It’s starting to feel like we’re in the peak of summer. Some of us are even caught up in heat waves. And with summer moving along, it’s time to take a look at our summer squash–specifically, for the signs that it’s time to start harvesting your zucchini and other summer squash. [photo via wiki commons]
You should begin harvesting when the summer squash is still immature. These kinds of vegetables taste best when you harvest them young, before the seeds are fully developed. This will help produce tender vegetables. With winter crops, they mature on the vine, all while developing a tough skin to survive the cold months. Summer squash is the complete opposite. They’re allowed to grow large, and even gourd-like. Unfortunately, this doesn’t make for an edible product. When you notice that the skin of the summer squash is soft enough to be penetrated by a thumbnail, it’s time to harvest. Zucchini, a kind of summer squash, should be picked when it’s about four to six inches long.

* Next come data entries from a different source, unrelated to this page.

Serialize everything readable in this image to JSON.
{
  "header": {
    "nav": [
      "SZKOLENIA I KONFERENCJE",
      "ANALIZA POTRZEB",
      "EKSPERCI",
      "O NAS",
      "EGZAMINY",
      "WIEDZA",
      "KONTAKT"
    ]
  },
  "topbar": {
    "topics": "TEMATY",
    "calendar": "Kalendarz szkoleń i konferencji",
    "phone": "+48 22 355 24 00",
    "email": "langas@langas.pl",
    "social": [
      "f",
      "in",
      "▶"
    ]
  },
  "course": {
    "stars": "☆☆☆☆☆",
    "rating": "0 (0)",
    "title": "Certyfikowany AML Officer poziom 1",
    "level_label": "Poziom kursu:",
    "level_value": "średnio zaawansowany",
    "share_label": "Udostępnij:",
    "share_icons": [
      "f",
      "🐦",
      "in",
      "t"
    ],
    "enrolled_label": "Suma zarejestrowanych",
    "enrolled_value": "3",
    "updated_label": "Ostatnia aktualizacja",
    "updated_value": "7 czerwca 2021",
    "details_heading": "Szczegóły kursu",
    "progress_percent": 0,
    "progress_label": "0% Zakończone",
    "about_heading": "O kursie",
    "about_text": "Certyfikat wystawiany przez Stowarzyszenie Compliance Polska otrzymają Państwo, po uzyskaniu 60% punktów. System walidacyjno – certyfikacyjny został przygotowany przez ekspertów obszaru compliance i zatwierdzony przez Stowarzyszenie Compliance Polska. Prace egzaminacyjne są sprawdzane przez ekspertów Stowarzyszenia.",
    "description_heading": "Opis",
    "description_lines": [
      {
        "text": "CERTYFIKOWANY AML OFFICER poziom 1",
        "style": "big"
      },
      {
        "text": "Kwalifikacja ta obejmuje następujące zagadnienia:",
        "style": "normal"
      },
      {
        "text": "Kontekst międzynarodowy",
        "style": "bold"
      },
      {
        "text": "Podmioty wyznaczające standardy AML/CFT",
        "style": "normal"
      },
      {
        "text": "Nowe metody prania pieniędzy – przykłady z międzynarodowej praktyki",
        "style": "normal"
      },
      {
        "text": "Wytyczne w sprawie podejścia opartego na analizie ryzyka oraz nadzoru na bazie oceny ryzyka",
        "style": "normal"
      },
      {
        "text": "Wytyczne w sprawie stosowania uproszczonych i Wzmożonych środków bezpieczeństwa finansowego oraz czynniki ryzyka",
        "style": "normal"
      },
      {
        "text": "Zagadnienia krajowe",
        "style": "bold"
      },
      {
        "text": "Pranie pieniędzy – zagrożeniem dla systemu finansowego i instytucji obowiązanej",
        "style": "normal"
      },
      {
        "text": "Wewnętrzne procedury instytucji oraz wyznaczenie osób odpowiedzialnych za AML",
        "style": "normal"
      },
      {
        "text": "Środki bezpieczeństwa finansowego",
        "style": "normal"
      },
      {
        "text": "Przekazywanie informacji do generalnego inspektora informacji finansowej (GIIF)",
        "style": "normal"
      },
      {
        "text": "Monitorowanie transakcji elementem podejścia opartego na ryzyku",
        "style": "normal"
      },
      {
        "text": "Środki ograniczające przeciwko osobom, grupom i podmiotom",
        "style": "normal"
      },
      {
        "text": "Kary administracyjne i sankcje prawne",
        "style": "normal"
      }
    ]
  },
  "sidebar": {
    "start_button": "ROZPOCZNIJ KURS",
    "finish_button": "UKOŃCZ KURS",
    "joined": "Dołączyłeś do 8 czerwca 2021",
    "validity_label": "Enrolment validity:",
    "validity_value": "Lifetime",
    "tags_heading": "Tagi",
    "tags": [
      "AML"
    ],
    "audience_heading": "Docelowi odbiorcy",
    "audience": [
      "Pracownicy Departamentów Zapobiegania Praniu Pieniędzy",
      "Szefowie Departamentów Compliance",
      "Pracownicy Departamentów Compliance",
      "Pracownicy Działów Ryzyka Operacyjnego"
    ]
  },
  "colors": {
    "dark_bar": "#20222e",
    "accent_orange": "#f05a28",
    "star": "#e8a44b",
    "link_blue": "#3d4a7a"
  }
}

Remember that harvesting increases yields on vegetable plants. The more you pick at your summer squash, the more the plant will remain in production all season long. Squash grows very quickly, so you’ll need to check your garden every day or two. You’ll also need to begin harvesting multiple times a week. Another tip to remember when harvesting is that you should use caution when cutting the vegetable from the vine. Cut the stem about an inch above each vegetable with a paring knife or garden shears. You don’t want to yank or twist the squash, because that could rip or damage the plant. We recommend wearing gloves, since the stalks could scratch or irritate your hands.
It’s clear that the key to producing a successful garden is giving your plants the proper care it deserves. This, of course, includes knowing the right time to begin harvesting. If you start too early or too late, you risk destroying the crop completely. You want your plants to survive the season, so take the necessary steps to ensure that. If you want to end up with delicious summer squash on your dinner plate, keep a watchful eye on your crops and look for the proper signs that indicate it’s time to get started.